Rosseth was nodding eagerly, beginning to speak, but I cut him off as coldly as I could. “Not that any of this is any of my concern. This midden-heap is your home, not mine, and there’s my one great joy in life just now. Whatever happens or does not happen, whatever becomes of your squabbling little wizards, I’ll be off where I belong, and never know.” I stood up. “We’re done—I am supposed to help Gatti Jinni in the storerooms.”
Rosseth let me get to the door before he said, “Lukassa will be here.” I began to answer, but he interrupted me as harshly as I had done to him. “And so will I be, and Marinesha, who has been kind to you. Will you truly never want to know what became of us, Tikat?”
Two years younger than I, and already going for the belly like a starving sheknath. We stared silently at each other until I looked down first. I said, “I will not leave until she is in a safe place, if there can be such a place for her. Afterward—why, afterward the Rabbit and I may as well go home as anywhere.” Rosseth said nothing.

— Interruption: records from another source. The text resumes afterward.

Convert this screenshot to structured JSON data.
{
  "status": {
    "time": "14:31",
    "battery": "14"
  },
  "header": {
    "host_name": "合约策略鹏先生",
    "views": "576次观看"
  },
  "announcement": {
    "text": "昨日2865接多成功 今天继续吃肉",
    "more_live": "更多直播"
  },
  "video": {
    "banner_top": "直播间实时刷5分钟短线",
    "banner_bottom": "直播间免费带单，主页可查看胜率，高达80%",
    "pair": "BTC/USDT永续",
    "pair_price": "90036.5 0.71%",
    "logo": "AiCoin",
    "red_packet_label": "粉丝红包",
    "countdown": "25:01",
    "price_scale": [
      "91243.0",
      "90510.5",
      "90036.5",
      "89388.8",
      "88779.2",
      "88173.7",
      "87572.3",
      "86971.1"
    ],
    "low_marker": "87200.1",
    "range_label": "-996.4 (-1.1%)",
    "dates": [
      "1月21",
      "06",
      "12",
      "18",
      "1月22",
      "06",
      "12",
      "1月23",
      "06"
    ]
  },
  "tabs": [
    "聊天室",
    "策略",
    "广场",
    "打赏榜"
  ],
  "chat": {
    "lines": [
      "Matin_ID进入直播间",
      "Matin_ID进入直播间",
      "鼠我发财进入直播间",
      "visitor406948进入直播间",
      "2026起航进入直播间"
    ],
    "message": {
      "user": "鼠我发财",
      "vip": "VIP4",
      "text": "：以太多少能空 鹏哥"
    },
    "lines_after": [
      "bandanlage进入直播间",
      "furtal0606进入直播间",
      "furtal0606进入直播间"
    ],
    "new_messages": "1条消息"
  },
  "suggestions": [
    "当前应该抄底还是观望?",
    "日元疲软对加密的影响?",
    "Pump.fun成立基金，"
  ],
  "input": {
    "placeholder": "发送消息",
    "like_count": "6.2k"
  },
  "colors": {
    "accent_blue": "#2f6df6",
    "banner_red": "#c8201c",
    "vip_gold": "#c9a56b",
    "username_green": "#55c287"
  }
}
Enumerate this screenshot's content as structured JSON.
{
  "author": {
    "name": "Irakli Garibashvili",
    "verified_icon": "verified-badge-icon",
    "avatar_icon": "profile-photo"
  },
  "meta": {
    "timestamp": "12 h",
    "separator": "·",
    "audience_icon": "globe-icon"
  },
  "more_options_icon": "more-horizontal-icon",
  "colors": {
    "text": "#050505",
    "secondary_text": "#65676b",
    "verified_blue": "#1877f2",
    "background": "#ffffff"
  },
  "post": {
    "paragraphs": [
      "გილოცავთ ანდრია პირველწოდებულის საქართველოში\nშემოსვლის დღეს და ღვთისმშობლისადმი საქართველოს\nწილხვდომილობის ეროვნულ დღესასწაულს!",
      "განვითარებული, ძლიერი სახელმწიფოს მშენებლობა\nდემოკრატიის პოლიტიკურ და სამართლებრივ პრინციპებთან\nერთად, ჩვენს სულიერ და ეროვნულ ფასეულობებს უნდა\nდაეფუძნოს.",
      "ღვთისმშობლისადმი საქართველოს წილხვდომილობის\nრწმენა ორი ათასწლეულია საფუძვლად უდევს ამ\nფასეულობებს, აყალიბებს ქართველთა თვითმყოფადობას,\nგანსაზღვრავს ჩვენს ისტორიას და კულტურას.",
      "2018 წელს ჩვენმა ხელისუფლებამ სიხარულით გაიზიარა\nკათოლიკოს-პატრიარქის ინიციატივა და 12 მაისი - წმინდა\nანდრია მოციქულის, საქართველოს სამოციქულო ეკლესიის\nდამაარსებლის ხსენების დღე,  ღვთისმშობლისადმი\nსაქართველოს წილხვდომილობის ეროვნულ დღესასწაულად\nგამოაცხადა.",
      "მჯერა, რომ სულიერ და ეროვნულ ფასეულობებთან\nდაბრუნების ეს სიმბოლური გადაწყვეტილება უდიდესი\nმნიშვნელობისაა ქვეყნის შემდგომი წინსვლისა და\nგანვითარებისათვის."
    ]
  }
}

I went on. “The rest of you must look after yourselves. I have no skill at loving more than one person at a time, and that is hard enough. Now I’m going to the storerooms.”
I was already outside the smokehouse, closing my eyes against the onslaught of light, when he called to me. “Tikat? I have lived here all my life and never once called it home, not once. But you are right—it is my home, after all, and I will defend it as well as I can, and my friends, too. Thank you, Tikat, for teaching me.” I did not turn, but kept walking toward the inn, uphill in the pounding sunlight.